Le Rassemblement des Houphouëtistes pour la démocratie et la paix (RHDP), parti du président Alassane Ouattara, contrôle plus des trois quarts de l’Assemblée nationale ivoirienne depuis les législatives de fin 2025. Pourtant, des sanctions disciplinaires contre des candidats dissidents et une séquence vidéo récente de son propre porte-parole alimentent les soupçons d’une fracture interne grandissante.
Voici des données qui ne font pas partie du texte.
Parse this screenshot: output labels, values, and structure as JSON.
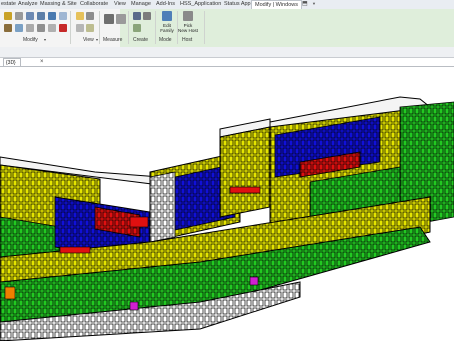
{
  "tabs": [
    {
      "label": "estate"
    },
    {
      "label": "Analyze"
    },
    {
      "label": "Massing & Site"
    },
    {
      "label": "Collaborate"
    },
    {
      "label": "View"
    },
    {
      "label": "Manage"
    },
    {
      "label": "Add-Ins"
    },
    {
      "label": "HSS_Application"
    },
    {
      "label": "Status App"
    },
    {
      "label": "Modify | Windows"
    }
  ],
  "ribbon": {
    "panels": [
      {
        "label": "Modify"
      },
      {
        "label": "View"
      },
      {
        "label": "Measure"
      },
      {
        "label": "Create"
      },
      {
        "label": "Mode"
      },
      {
        "label": "Host"
      }
    ],
    "edit_family": [
      "Edit",
      "Family"
    ],
    "pick_new_host": [
      "Pick",
      "New Host"
    ]
  },
  "view_tab": {
    "label": "{3D}",
    "close": "×"
  },
  "colors": {
    "ribbon_green": "#dfeedb",
    "yellow": "#e4e400",
    "green": "#22c922",
    "blue": "#1010d8",
    "red": "#e01010",
    "orange": "#f08000",
    "magenta": "#d020d0"
  }
}
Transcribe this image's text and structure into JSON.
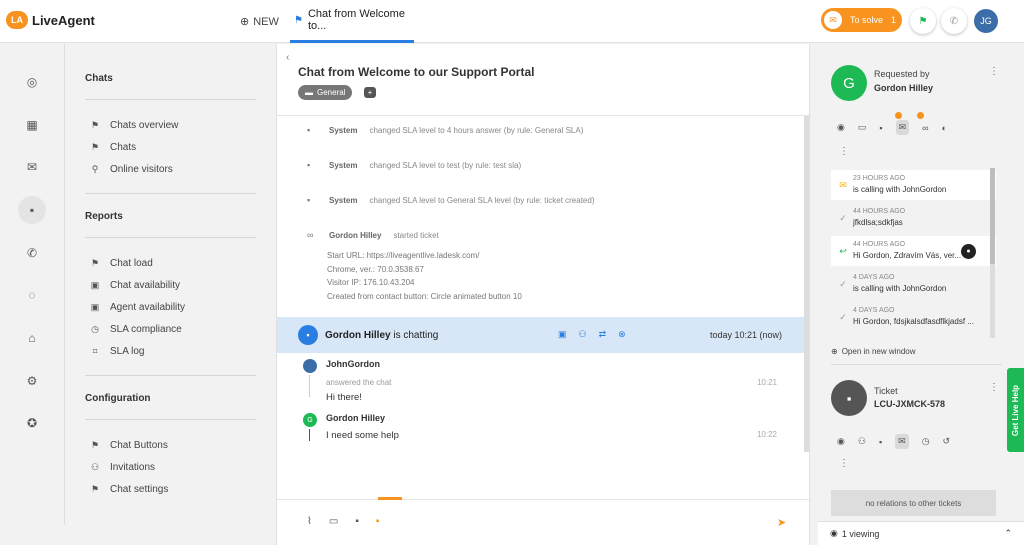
{
  "app": {
    "name": "LiveAgent",
    "logo_mark": "LA"
  },
  "topbar": {
    "new_label": "NEW",
    "tab_label": "Chat from Welcome to...",
    "to_solve_label": "To solve",
    "to_solve_count": "1",
    "avatar_initials": "JG"
  },
  "nav": {
    "chats_heading": "Chats",
    "chats_items": [
      {
        "label": "Chats overview",
        "icon": "flag-icon"
      },
      {
        "label": "Chats",
        "icon": "flag-icon"
      },
      {
        "label": "Online visitors",
        "icon": "pin-icon"
      }
    ],
    "reports_heading": "Reports",
    "reports_items": [
      {
        "label": "Chat load",
        "icon": "flag-icon"
      },
      {
        "label": "Chat availability",
        "icon": "calendar-icon"
      },
      {
        "label": "Agent availability",
        "icon": "calendar-icon"
      },
      {
        "label": "SLA compliance",
        "icon": "clock-icon"
      },
      {
        "label": "SLA log",
        "icon": "crop-icon"
      }
    ],
    "config_heading": "Configuration",
    "config_items": [
      {
        "label": "Chat Buttons",
        "icon": "flag-icon"
      },
      {
        "label": "Invitations",
        "icon": "user-plus-icon"
      },
      {
        "label": "Chat settings",
        "icon": "flag-icon"
      }
    ]
  },
  "ticket": {
    "title": "Chat from Welcome to our Support Portal",
    "tag": "General"
  },
  "feed": {
    "sys1_actor": "System",
    "sys1_text": "changed SLA level to 4 hours answer (by rule: General SLA)",
    "sys2_actor": "System",
    "sys2_text": "changed SLA level to test (by rule: test sla)",
    "sys3_actor": "System",
    "sys3_text": "changed SLA level to General SLA level (by rule: ticket created)",
    "start_actor": "Gordon Hilley",
    "start_text": "started ticket",
    "info_lines": [
      "Start URL: https://liveagentlive.ladesk.com/",
      "Chrome, ver.: 70.0.3538.67",
      "Visitor IP: 176.10.43.204",
      "Created from contact button: Circle animated button 10"
    ],
    "chatting_name": "Gordon Hilley",
    "chatting_text": "is chatting",
    "chatting_time": "today 10:21 (now)",
    "msg1_name": "JohnGordon",
    "msg1_sub": "answered the chat",
    "msg1_text": "Hi there!",
    "msg1_time": "10:21",
    "msg2_initial": "G",
    "msg2_name": "Gordon Hilley",
    "msg2_text": "I need some help",
    "msg2_time": "10:22"
  },
  "right": {
    "requester_initial": "G",
    "requested_by": "Requested by",
    "requester_name": "Gordon Hilley",
    "timeline": [
      {
        "time": "23 HOURS AGO",
        "text": "is calling with JohnGordon",
        "icon": "mail-icon",
        "highlight": true
      },
      {
        "time": "44 HOURS AGO",
        "text": "jfkdlsa;sdkfjas",
        "icon": "check-icon",
        "highlight": false
      },
      {
        "time": "44 HOURS AGO",
        "text": "Hi Gordon, Zdravím Vás, ver...",
        "icon": "reply-icon",
        "highlight": true
      },
      {
        "time": "4 DAYS AGO",
        "text": "is calling with JohnGordon",
        "icon": "check-icon",
        "highlight": false
      },
      {
        "time": "4 DAYS AGO",
        "text": "Hi Gordon, fdsjkalsdfasdflkjadsf ...",
        "icon": "check-icon",
        "highlight": false
      }
    ],
    "open_new": "Open in new window",
    "ticket_label": "Ticket",
    "ticket_id": "LCU-JXMCK-578",
    "no_relations": "no relations to other tickets",
    "viewing": "1 viewing"
  },
  "live_help": "Get Live Help",
  "colors": {
    "accent": "#f7931e",
    "primary": "#2a7de1",
    "green": "#1db954"
  }
}
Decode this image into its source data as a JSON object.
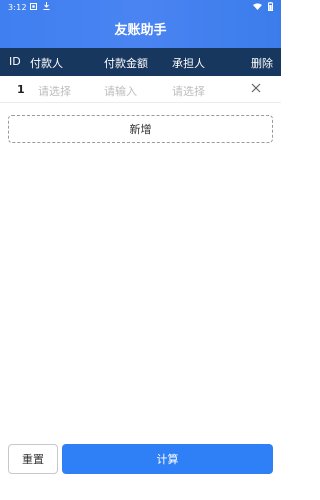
{
  "status_bar": {
    "time": "3:12",
    "left_icons": [
      "notification-icon",
      "download-icon"
    ],
    "right_icons": [
      "wifi-icon",
      "battery-icon"
    ]
  },
  "app": {
    "title": "友账助手"
  },
  "table": {
    "headers": {
      "id": "ID",
      "payer": "付款人",
      "amount": "付款金额",
      "bearer": "承担人",
      "delete": "删除"
    },
    "rows": [
      {
        "id": "1",
        "payer_placeholder": "请选择",
        "amount_placeholder": "请输入",
        "bearer_placeholder": "请选择",
        "delete_icon": "close-icon"
      }
    ]
  },
  "actions": {
    "add_label": "新增",
    "reset_label": "重置",
    "calculate_label": "计算"
  },
  "colors": {
    "header_blue": "#3f7ff0",
    "table_header": "#17375e",
    "primary_button": "#2f80f6"
  }
}
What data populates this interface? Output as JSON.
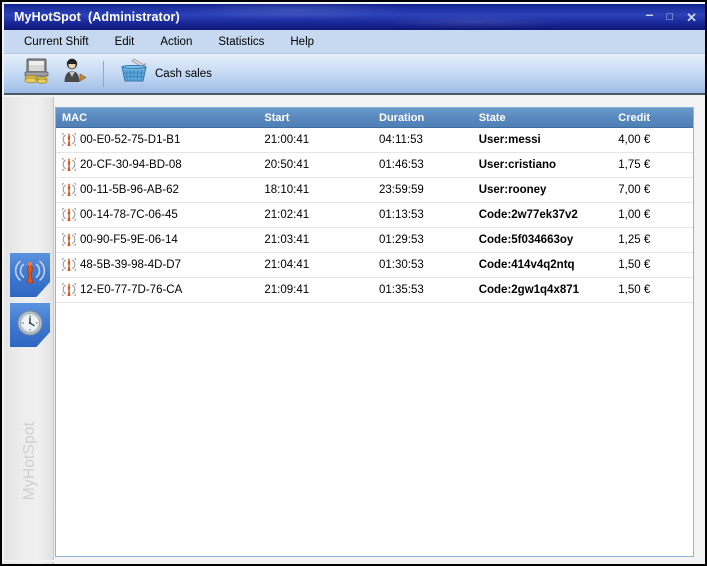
{
  "window": {
    "title": "MyHotSpot  (Administrator)",
    "buttons": {
      "minimize": "–",
      "maximize": "□",
      "close": "✕"
    }
  },
  "menubar": {
    "items": [
      {
        "label": "Current Shift"
      },
      {
        "label": "Edit"
      },
      {
        "label": "Action"
      },
      {
        "label": "Statistics"
      },
      {
        "label": "Help"
      }
    ]
  },
  "toolbar": {
    "buttons": [
      {
        "name": "cash-register-icon",
        "label": ""
      },
      {
        "name": "user-logout-icon",
        "label": ""
      },
      {
        "name": "cash-sales-basket-icon",
        "label": "Cash sales"
      }
    ],
    "cash_sales_label": "Cash sales"
  },
  "sidebar": {
    "vertical_label": "MyHotSpot",
    "tabs": [
      {
        "name": "hotspot-antenna-tab",
        "label": ""
      },
      {
        "name": "shift-clock-tab",
        "label": ""
      }
    ]
  },
  "table": {
    "columns": [
      {
        "key": "mac",
        "label": "MAC"
      },
      {
        "key": "start",
        "label": "Start"
      },
      {
        "key": "duration",
        "label": "Duration"
      },
      {
        "key": "state",
        "label": "State"
      },
      {
        "key": "credit",
        "label": "Credit"
      }
    ],
    "rows": [
      {
        "mac": "00-E0-52-75-D1-B1",
        "start": "21:00:41",
        "duration": "04:11:53",
        "state": "User:messi",
        "credit": "4,00 €"
      },
      {
        "mac": "20-CF-30-94-BD-08",
        "start": "20:50:41",
        "duration": "01:46:53",
        "state": "User:cristiano",
        "credit": "1,75 €"
      },
      {
        "mac": "00-11-5B-96-AB-62",
        "start": "18:10:41",
        "duration": "23:59:59",
        "state": "User:rooney",
        "credit": "7,00 €"
      },
      {
        "mac": "00-14-78-7C-06-45",
        "start": "21:02:41",
        "duration": "01:13:53",
        "state": "Code:2w77ek37v2",
        "credit": "1,00 €"
      },
      {
        "mac": "00-90-F5-9E-06-14",
        "start": "21:03:41",
        "duration": "01:29:53",
        "state": "Code:5f034663oy",
        "credit": "1,25 €"
      },
      {
        "mac": "48-5B-39-98-4D-D7",
        "start": "21:04:41",
        "duration": "01:30:53",
        "state": "Code:414v4q2ntq",
        "credit": "1,50 €"
      },
      {
        "mac": "12-E0-77-7D-76-CA",
        "start": "21:09:41",
        "duration": "01:35:53",
        "state": "Code:2gw1q4x871",
        "credit": "1,50 €"
      }
    ]
  },
  "colors": {
    "titlebar": "#1c2fa0",
    "menubar": "#c6d9f0",
    "toolbar_top": "#e8f0fb",
    "toolbar_bottom": "#9bbbe5",
    "grid_header": "#5888bd",
    "tab_blue": "#3f7ad2",
    "antenna_orange": "#d9541e",
    "basket_blue": "#4e9bd6"
  }
}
Tout part d’une vidéo publique tournée à Bondoukou, dans le nord‑est du pays, où Kobenan Kouassi Adjoumani, porte‑parole du RHDP, lâche une phrase rare : « C’est parce qu’on ne s’entend pas. Au RHDP, nous sommes tous des transfuges, mais on est aujourd’hui sectaires. » Sans dénoncer nommément une aile du parti, il appelle à l’unité tout en apportant son soutien au maire de Bondoukou, récemment sanctionné par la direction pour candidature dissidente lors des dernières législatives – une sanction partagée par près de 180 autres cadres locaux.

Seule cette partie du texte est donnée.